Depuis la reprise de ses activités le 31 janvier dernier, la Mission civile internationale OEA\ONU a constaté une recrudescence de la violence à Port-au-Prince et ses environs. En particulier, le nombre d'assassinats s'est maintenu à un rythme alarmant.

La Mission enquête actuellement sur 21 cas d'exécutions extra-judiciaires et de morts suspectes survenues entre le ler et le 15 mars, dont 16 cas pour le seul quartier populaire de Cité Soleil. Les victimes sont des citoyens ordinaires ou des militants politiques et syndicaux. L'identité de certaines personnes n'est parfois jamais établie.

Les cas documentés les plus récents concernent Mlle. Macilia Mesadieux, une étudiante assassinée le 5 mars à Delmas 39, et M. Daddy Pierre, partisan du président Aristide âgé de 33 ans, assassiné le 10 mars à Cité Soleil. Selon des témoignages, ce dernier a été frappé à coups de bâton et achevé à l'arme blanche. Parmi les agresseurs, qui étaient au nombre d'une dizaine, les témoins oculaires auraient reconnu deux membres identifiés du FRAPH, deux "attachés", ainsi qu'un militaire de l'avant-poste du Wharf (Cité Soleil). Les membres de la Mission qui se sont rendus sur les lieux ont vu un corps sans visage. Le crâne de la victime avait été fendu à l'aide d'une machette.

Entre le 31 janvier et le 28 février, 50 cas d'assassinats ont été signalés à la Mission. Parmi les victimes, 12 étaient des membres d'organisations populaires et une autre était un officier des Forces armées d'Haïti tué à Carrefour Feuilles le 20 février par des individus armés non identifiés. Les observateurs de la Mission ont constaté que plusieurs cadavres avaient été mutilés (visages défigurés, organes amputés).

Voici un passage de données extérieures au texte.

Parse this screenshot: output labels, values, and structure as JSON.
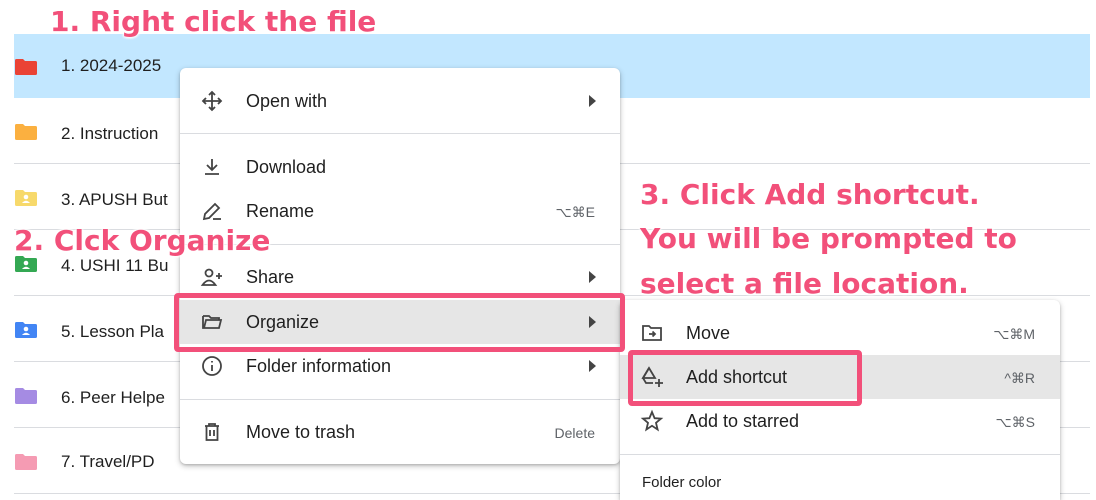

La Mission civile internationale OEA/ONU condamne la multiplication des exécutions extra-judiciaires et des morts Suspectes. Elle demande aux Forces Armées d'Haïti de prendre des mesures pour mettre fin au cycle de la violence, ainsi qu'elles se sont récemment engagées à le faire (voir note de presse FADH' du 7 mars 1994). Elle déplore l'impuissance de l'institution judiciaire à enquêter, conformément à la loi, et à sanctionner les auteurs des violations des droits de l'homme.